OWNER TITLE INSURANCE: The title insurance industry is regulated at the state level. The industry has adopted national standards through the American Land Title Association (ALTA) and more narrowly defines those standards in each state. Because the title insurance underwriter is affirmatively covering risk, they have clear and detailed standards for search and examination of title. There is a defined due diligence method that must be executed prior to closing and insuring the title. Roughly 80% of the premium collected for title insurance goes to pay for search, examination, and clearance of potential claims - preventative actions - prior to issuing a title insurance policy. The title search and examination performed prior to the issuance of an owner title insurance policy is akin to the physical examination many people go through before they can purchase some types of health or life insurance. The title examiner is looking for pre-existing conditions and then resolving them prior to closing. Title examiners and underwriters do not want to pay claims so they are picky. Pickiness is good for the homebuyer. Buying an owner title insurance policy is buying protection.

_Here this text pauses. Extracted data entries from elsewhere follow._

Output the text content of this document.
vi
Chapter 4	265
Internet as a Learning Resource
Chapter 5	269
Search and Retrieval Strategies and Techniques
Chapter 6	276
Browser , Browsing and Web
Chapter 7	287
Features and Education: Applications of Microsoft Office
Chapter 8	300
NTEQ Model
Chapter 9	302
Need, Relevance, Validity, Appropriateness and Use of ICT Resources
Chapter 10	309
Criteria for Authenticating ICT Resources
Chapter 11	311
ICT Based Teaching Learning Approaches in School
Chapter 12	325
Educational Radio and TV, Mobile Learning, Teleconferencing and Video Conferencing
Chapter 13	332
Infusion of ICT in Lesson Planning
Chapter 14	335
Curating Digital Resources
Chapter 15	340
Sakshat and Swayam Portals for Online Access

OK, now if the examination is so thorough, why are there still claims? Well, the beauty of title insurance is the extra stuff it covers. The big two sources of claims are fraud and human error. Let's talk about error first. I'm sure you consider yourself a very careful person. Do you ever make a mistake? Of course you do. Everybody does. Setting aside possible mistakes by the title searcher/abstractor or the title examiner, what about the courthouse? Nowadays the Recorder's office is computerized. What if the data entry clerk misspells a name and a mortgage gets lost in the system or how about typo in a deed? Errors like this may not be found for years and can cause serious damage to the integrity of a title. What if the local taxing authority gives the wrong information to the title agent and the property goes up for tax sale the year after you bought it? These are common situations caused by human error that are covered by owner title insurance.

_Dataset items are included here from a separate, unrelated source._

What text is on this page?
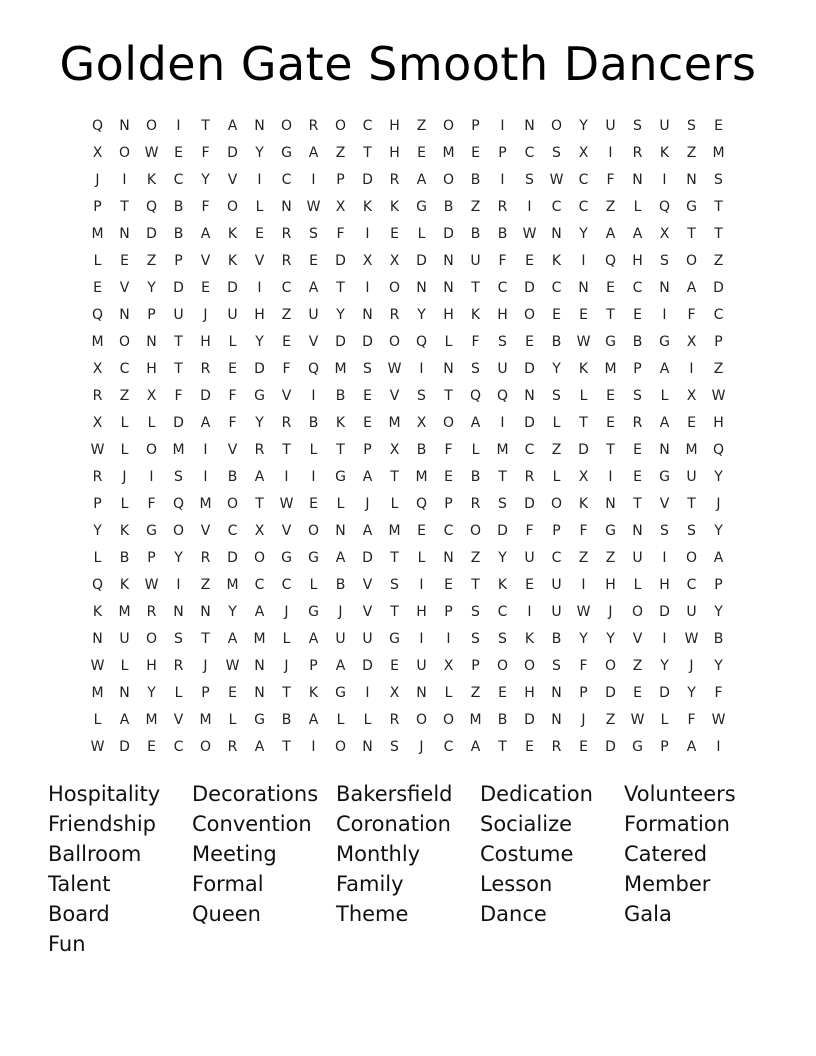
Golden Gate Smooth Dancers
Q	N	O	I	T	A	N	O	R	O	C	H	Z	O	P	I	N	O	Y	U	S	U	S	E
X	O	W	E	F	D	Y	G	A	Z	T	H	E	M	E	P	C	S	X	I	R	K	Z	M
J	I	K	C	Y	V	I	C	I	P	D	R	A	O	B	I	S	W	C	F	N	I	N	S
P	T	Q	B	F	O	L	N	W	X	K	K	G	B	Z	R	I	C	C	Z	L	Q	G	T
M	N	D	B	A	K	E	R	S	F	I	E	L	D	B	B	W	N	Y	A	A	X	T	T
L	E	Z	P	V	K	V	R	E	D	X	X	D	N	U	F	E	K	I	Q	H	S	O	Z
E	V	Y	D	E	D	I	C	A	T	I	O	N	N	T	C	D	C	N	E	C	N	A	D
Q	N	P	U	J	U	H	Z	U	Y	N	R	Y	H	K	H	O	E	E	T	E	I	F	C
M	O	N	T	H	L	Y	E	V	D	D	O	Q	L	F	S	E	B	W	G	B	G	X	P
X	C	H	T	R	E	D	F	Q	M	S	W	I	N	S	U	D	Y	K	M	P	A	I	Z
R	Z	X	F	D	F	G	V	I	B	E	V	S	T	Q	Q	N	S	L	E	S	L	X	W
X	L	L	D	A	F	Y	R	B	K	E	M	X	O	A	I	D	L	T	E	R	A	E	H
W	L	O	M	I	V	R	T	L	T	P	X	B	F	L	M	C	Z	D	T	E	N	M	Q
R	J	I	S	I	B	A	I	I	G	A	T	M	E	B	T	R	L	X	I	E	G	U	Y
P	L	F	Q	M	O	T	W	E	L	J	L	Q	P	R	S	D	O	K	N	T	V	T	J
Y	K	G	O	V	C	X	V	O	N	A	M	E	C	O	D	F	P	F	G	N	S	S	Y
L	B	P	Y	R	D	O	G	G	A	D	T	L	N	Z	Y	U	C	Z	Z	U	I	O	A
Q	K	W	I	Z	M	C	C	L	B	V	S	I	E	T	K	E	U	I	H	L	H	C	P
K	M	R	N	N	Y	A	J	G	J	V	T	H	P	S	C	I	U	W	J	O	D	U	Y
N	U	O	S	T	A	M	L	A	U	U	G	I	I	S	S	K	B	Y	Y	V	I	W	B
W	L	H	R	J	W	N	J	P	A	D	E	U	X	P	O	O	S	F	O	Z	Y	J	Y
M	N	Y	L	P	E	N	T	K	G	I	X	N	L	Z	E	H	N	P	D	E	D	Y	F
L	A	M	V	M	L	G	B	A	L	L	R	O	O	M	B	D	N	J	Z	W	L	F	W
W	D	E	C	O	R	A	T	I	O	N	S	J	C	A	T	E	R	E	D	G	P	A	I
Hospitality	Decorations Bakersfield	Dedication	Volunteers
Friendship	Convention	Coronation	Socialize	Formation
Ballroom	Meeting	Monthly	Costume	Catered
Talent	Formal	Family	Lesson	Member
Board	Queen	Theme	Dance	Gala
Fun
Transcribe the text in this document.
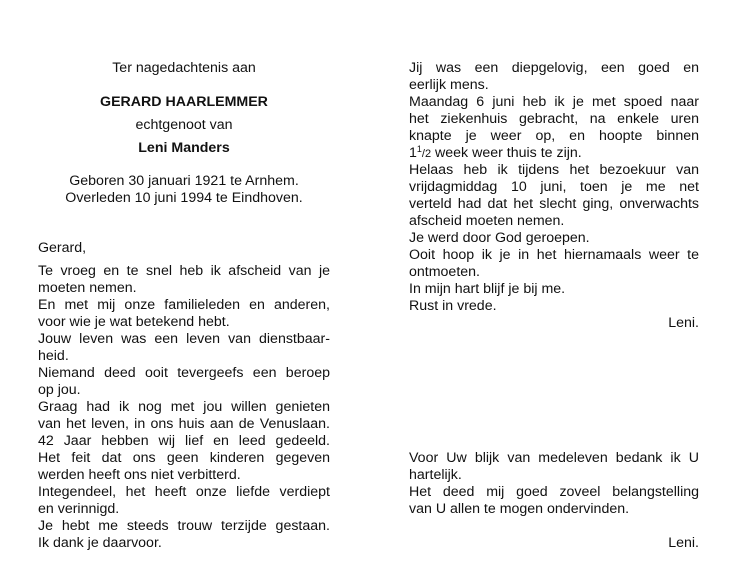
Ter nagedachtenis aan
GERARD HAARLEMMER
echtgenoot van
Leni Manders
Geboren 30 januari 1921 te Arnhem.
Overleden 10 juni 1994 te Eindhoven.
Gerard,
Te vroeg en te snel heb ik afscheid van je
moeten nemen.
En met mij onze familieleden en anderen,
voor wie je wat betekend hebt.
Jouw leven was een leven van dienstbaar-
heid.
Niemand deed ooit tevergeefs een beroep
op jou.
Graag had ik nog met jou willen genieten
van het leven, in ons huis aan de Venuslaan.
42 Jaar hebben wij lief en leed gedeeld.
Het feit dat ons geen kinderen gegeven
werden heeft ons niet verbitterd.
Integendeel, het heeft onze liefde verdiept
en verinnigd.
Je hebt me steeds trouw terzijde gestaan.
Ik dank je daarvoor.
Jij was een diepgelovig, een goed en
eerlijk mens.
Maandag 6 juni heb ik je met spoed naar
het ziekenhuis gebracht, na enkele uren
knapte je weer op, en hoopte binnen
$1^1/2$ week weer thuis te zijn.
Helaas heb ik tijdens het bezoekuur van
vrijdagmiddag 10 juni, toen je me net
verteld had dat het slecht ging, onverwachts
afscheid moeten nemen.
Je werd door God geroepen.
Ooit hoop ik je in het hiernamaals weer te
ontmoeten.
In mijn hart blijf je bij me.
Rust in vrede.
Leni.
Voor Uw blijk van medeleven bedank ik U
hartelijk.
Het deed mij goed zoveel belangstelling
van U allen te mogen ondervinden.
Leni.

Finally let's talk about fraud. Identity theft is real. Sometimes the thief is a perfect stranger and sometimes the thief is someone close to the seller. Here's an example. A married couple separates. Let's say the husband moves out of town or goes on vacation - he's just out of touch with the property for a while. The wife decides to sell the house, take the money, and leave town to start a new life. She gets an accomplice to pose as her husband. He signs the deed. He might not even attend closing. He might get a willing notary who isn't that careful to acknowledge his signature. She takes the money and leaves town. You move into the house - make it your home, and then someday the husband comes and knocks on the door. What happens if the thief gets past the checkpoints? The most catastrophic title claim occurs - a total failure of title. If that happens to you, you'll be thankful you decided to buy owner title insurance.

Buying an owner title insurance policy is buying real protection. It's money well spent.